I make tons of toffee every year. And I mean tons. Never had a problem. Now this year, something so wrong. Same recipe. Same pans. Same house. Same stove. Same thermometers. I even bought new thermometers just in case. So here is the deal. Everything is fine. Cooks fine. Looks good. Smells great. Once it reaches desired temp, I pour it onto a lightly buttered baking sheet. Same as always. Cooks down. Put it in freezer. Everything is the same as I have done for YEARS! Now when I take it out and break it up, it’s perfect around the edges but super dark and almost burnt in the middle. I can’t figure it out. So my question is this? Could the baking sheet be “cooking” the mixture? Can the pans go bad? I don’t understand how only around the edges is good. I can’t stress enough how everything is the same down to the brand of ingredients.
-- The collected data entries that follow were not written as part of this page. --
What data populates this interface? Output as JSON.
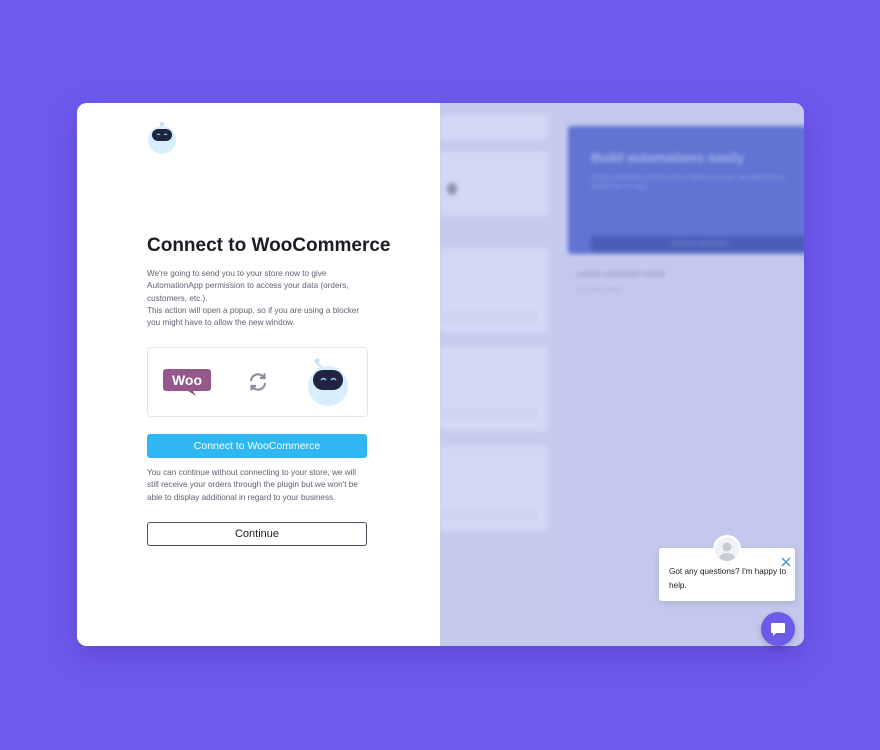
{
  "modal": {
    "title": "Connect to WooCommerce",
    "description_line1": "We're going to send you to your store now to give AutomationApp permission to access your data (orders, customers, etc.).",
    "description_line2": "This action will open a popup, so if you are using a blocker you might have to allow the new window.",
    "woo_logo_text": "Woo",
    "connect_button": "Connect to WooCommerce",
    "note": "You can continue without connecting to your store, we will still receive your orders through the plugin but we won't be able to display additional in regard to your business.",
    "continue_button": "Continue"
  },
  "background": {
    "promo_title": "Build automations easily",
    "promo_text": "Design automated ecommerce flows without any code. Get started with a custom flow. It's easy.",
    "promo_button": "Create an automation",
    "latest_title": "Latests automation events",
    "latest_empty": "No recent events"
  },
  "chat": {
    "message": "Got any questions? I'm happy to help."
  },
  "colors": {
    "page_bg": "#6f5af0",
    "primary_button": "#2eb7f2",
    "woo_purple": "#96588a",
    "chat_launcher": "#6a5ce8"
  },
  "icons": [
    "robot-logo-icon",
    "woocommerce-logo-icon",
    "sync-icon",
    "robot-mascot-icon",
    "close-icon",
    "chat-bubble-icon",
    "user-avatar-icon"
  ]
}
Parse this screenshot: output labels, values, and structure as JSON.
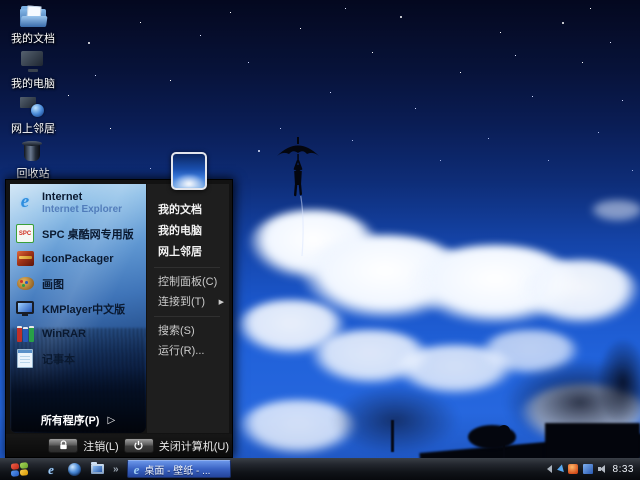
{
  "desktop": {
    "icons": [
      {
        "label": "我的文档",
        "icon": "my-documents-icon"
      },
      {
        "label": "我的电脑",
        "icon": "my-computer-icon"
      },
      {
        "label": "网上邻居",
        "icon": "network-places-icon"
      },
      {
        "label": "回收站",
        "icon": "recycle-bin-icon"
      }
    ]
  },
  "start_menu": {
    "left_items": [
      {
        "label": "Internet",
        "sublabel": "Internet Explorer",
        "icon": "internet-explorer-icon"
      },
      {
        "label": "SPC 桌酷网专用版",
        "icon": "spc-icon"
      },
      {
        "label": "IconPackager",
        "icon": "iconpackager-icon"
      },
      {
        "label": "画图",
        "icon": "paint-icon"
      },
      {
        "label": "KMPlayer中文版",
        "icon": "kmplayer-icon"
      },
      {
        "label": "WinRAR",
        "icon": "winrar-icon"
      },
      {
        "label": "记事本",
        "icon": "notepad-icon"
      }
    ],
    "all_programs": {
      "label": "所有程序(P)"
    },
    "right_items": [
      {
        "label": "我的文档"
      },
      {
        "label": "我的电脑"
      },
      {
        "label": "网上邻居"
      },
      {
        "label": "控制面板(C)"
      },
      {
        "label": "连接到(T)",
        "submenu_arrow": "▶"
      },
      {
        "label": "搜索(S)"
      },
      {
        "label": "运行(R)..."
      }
    ],
    "footer": {
      "logoff": "注销(L)",
      "shutdown": "关闭计算机(U)"
    }
  },
  "taskbar": {
    "quick_launch": [
      {
        "icon": "internet-explorer-icon"
      },
      {
        "icon": "media-player-globe-icon"
      },
      {
        "icon": "folder-icon"
      }
    ],
    "quick_launch_overflow": "»",
    "task_button": {
      "label": "桌面 - 壁纸 - ...",
      "icon": "internet-explorer-icon"
    },
    "tray_icons": [
      {
        "icon": "hide-tray-icons-arrow"
      },
      {
        "icon": "ime-arrow-icon"
      },
      {
        "icon": "security-alert-icon"
      },
      {
        "icon": "windows-update-icon"
      },
      {
        "icon": "volume-icon"
      }
    ],
    "clock": "8:33"
  },
  "glyphs": {
    "ie": "e",
    "spc_label": "SPC",
    "all_programs_arrow": "▷"
  },
  "colors": {
    "sky_top": "#04081f",
    "sky_bright": "#2162da",
    "cloud_white": "#f0f6ff",
    "taskbar_dark": "#0b0d11",
    "menu_panel_dark": "#1e1e1e",
    "task_button_blue": "#3a63c4"
  }
}
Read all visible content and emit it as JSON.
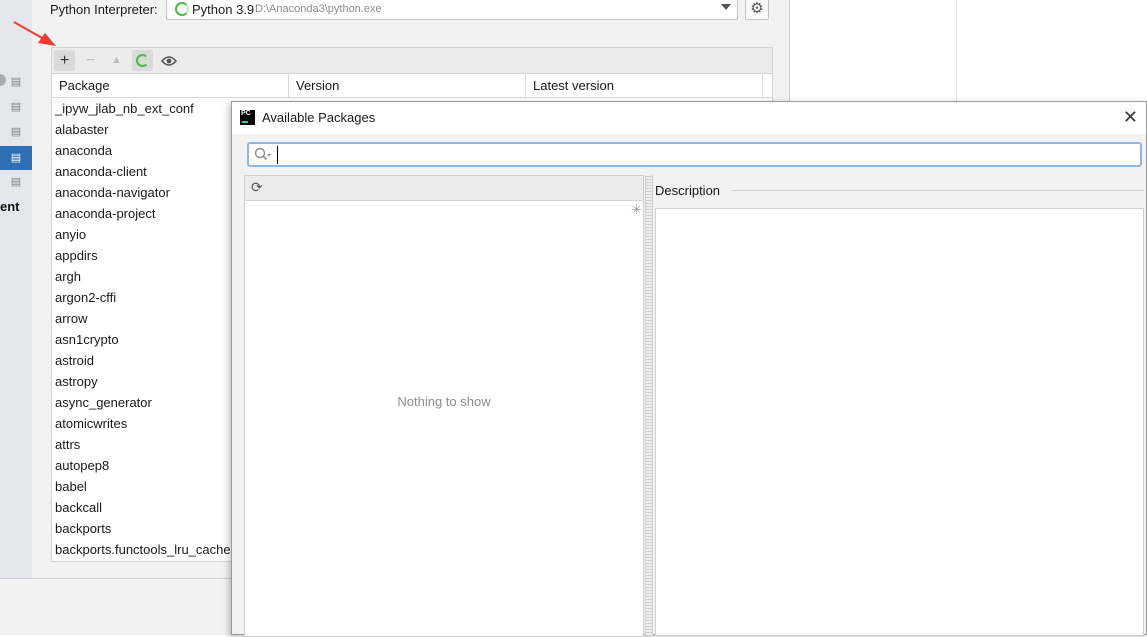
{
  "settings": {
    "interpreter_label": "Python Interpreter:",
    "interpreter_name": "Python 3.9",
    "interpreter_path": "D:\\Anaconda3\\python.exe",
    "left_strip_text": "ent"
  },
  "packages": {
    "columns": [
      "Package",
      "Version",
      "Latest version"
    ],
    "rows": [
      "_ipyw_jlab_nb_ext_conf",
      "alabaster",
      "anaconda",
      "anaconda-client",
      "anaconda-navigator",
      "anaconda-project",
      "anyio",
      "appdirs",
      "argh",
      "argon2-cffi",
      "arrow",
      "asn1crypto",
      "astroid",
      "astropy",
      "async_generator",
      "atomicwrites",
      "attrs",
      "autopep8",
      "babel",
      "backcall",
      "backports",
      "backports.functools_lru_cache"
    ]
  },
  "toolbar": {
    "add": "+",
    "remove": "−",
    "upgrade": "▲"
  },
  "dialog": {
    "logo_text": "PC",
    "title": "Available Packages",
    "search_value": "",
    "empty_text": "Nothing to show",
    "description_label": "Description"
  },
  "colors": {
    "accent": "#2e6fb5",
    "search_focus": "#8db7e6",
    "loading_green": "#4fb848",
    "annotation_red": "#f03a2e"
  }
}
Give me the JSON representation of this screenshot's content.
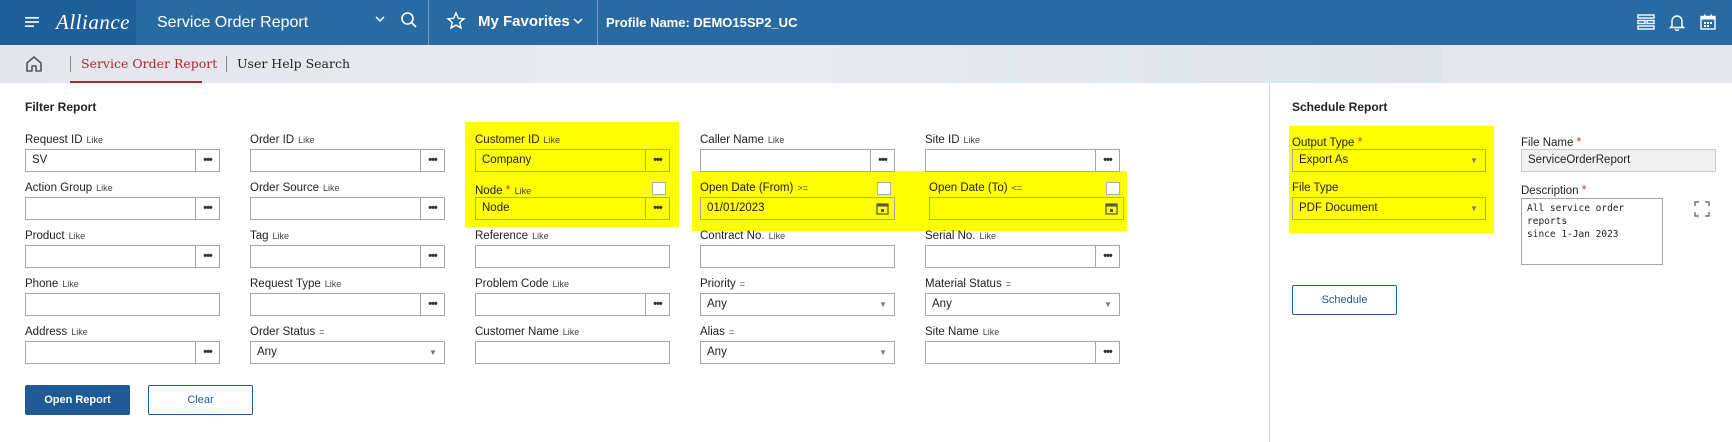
{
  "topbar": {
    "brand": "Alliance",
    "app_title": "Service Order Report",
    "favorites_label": "My Favorites",
    "profile_text": "Profile Name: DEMO15SP2_UC",
    "icons": [
      "menu-icon",
      "search-icon",
      "star-icon",
      "chevron-down-icon",
      "layout-icon",
      "bell-icon",
      "calendar-icon"
    ]
  },
  "nav": {
    "tabs": [
      {
        "label": "Service Order Report",
        "active": true
      },
      {
        "label": "User Help Search",
        "active": false
      }
    ]
  },
  "filter": {
    "title": "Filter Report",
    "fields": {
      "request_id": {
        "label": "Request ID",
        "op": "Like",
        "value": "SV"
      },
      "order_id": {
        "label": "Order ID",
        "op": "Like",
        "value": ""
      },
      "customer_id": {
        "label": "Customer ID",
        "op": "Like",
        "value": "Company"
      },
      "caller_name": {
        "label": "Caller Name",
        "op": "Like",
        "value": ""
      },
      "site_id": {
        "label": "Site ID",
        "op": "Like",
        "value": ""
      },
      "action_group": {
        "label": "Action Group",
        "op": "Like",
        "value": ""
      },
      "order_source": {
        "label": "Order Source",
        "op": "Like",
        "value": ""
      },
      "node": {
        "label": "Node",
        "op": "Like",
        "value": "Node",
        "required": "*"
      },
      "open_date_from": {
        "label": "Open Date (From)",
        "op": ">=",
        "value": "01/01/2023"
      },
      "open_date_to": {
        "label": "Open Date (To)",
        "op": "<=",
        "value": ""
      },
      "product": {
        "label": "Product",
        "op": "Like",
        "value": ""
      },
      "tag": {
        "label": "Tag",
        "op": "Like",
        "value": ""
      },
      "reference": {
        "label": "Reference",
        "op": "Like",
        "value": ""
      },
      "contract_no": {
        "label": "Contract No.",
        "op": "Like",
        "value": ""
      },
      "serial_no": {
        "label": "Serial No.",
        "op": "Like",
        "value": ""
      },
      "phone": {
        "label": "Phone",
        "op": "Like",
        "value": ""
      },
      "request_type": {
        "label": "Request Type",
        "op": "Like",
        "value": ""
      },
      "problem_code": {
        "label": "Problem Code",
        "op": "Like",
        "value": ""
      },
      "priority": {
        "label": "Priority",
        "op": "=",
        "value": "Any"
      },
      "material_status": {
        "label": "Material Status",
        "op": "=",
        "value": "Any"
      },
      "address": {
        "label": "Address",
        "op": "Like",
        "value": ""
      },
      "order_status": {
        "label": "Order Status",
        "op": "=",
        "value": "Any"
      },
      "customer_name": {
        "label": "Customer Name",
        "op": "Like",
        "value": ""
      },
      "alias": {
        "label": "Alias",
        "op": "=",
        "value": "Any"
      },
      "site_name": {
        "label": "Site Name",
        "op": "Like",
        "value": ""
      }
    },
    "open_report_label": "Open Report",
    "clear_label": "Clear"
  },
  "schedule": {
    "title": "Schedule Report",
    "output_type": {
      "label": "Output Type",
      "value": "Export As",
      "required": "*"
    },
    "file_name": {
      "label": "File Name",
      "value": "ServiceOrderReport",
      "required": "*"
    },
    "file_type": {
      "label": "File Type",
      "value": "PDF Document"
    },
    "description": {
      "label": "Description",
      "value": "All service order reports\nsince 1-Jan 2023",
      "required": "*"
    },
    "schedule_label": "Schedule"
  },
  "colors": {
    "topbar": "#2a6aa3",
    "primary": "#1f5a96",
    "active_tab": "#b0262e",
    "highlight": "#ffff00",
    "required": "#d93636"
  }
}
I’m about to lose my mind! PLEASE HELP!

Best Answer

Toffee cannot continue to cook once it's been poured onto a baking sheet. There is no heat source at this point and therefore there can be no increase in temperature.

All other factors being equal, I might suggest looking at your ingredients. Are you using beet sugar this year when you usually use cane sugar? It might seem like a trivial difference, but beet sugar does caramelize differently from cane sugar, so it's a relevant concern for toffee-making.

However, you might not need to get to the bottom of this mystery. You know that the temperature you're using with the current ingredients and equipment is burning the toffee. You could try cooking the next patch to 5-10 degrees less than your previous attempts so that it won't burn. I'm pretty sure that 290 degree toffee will be just as crunchy and lovely as 300 degree toffee.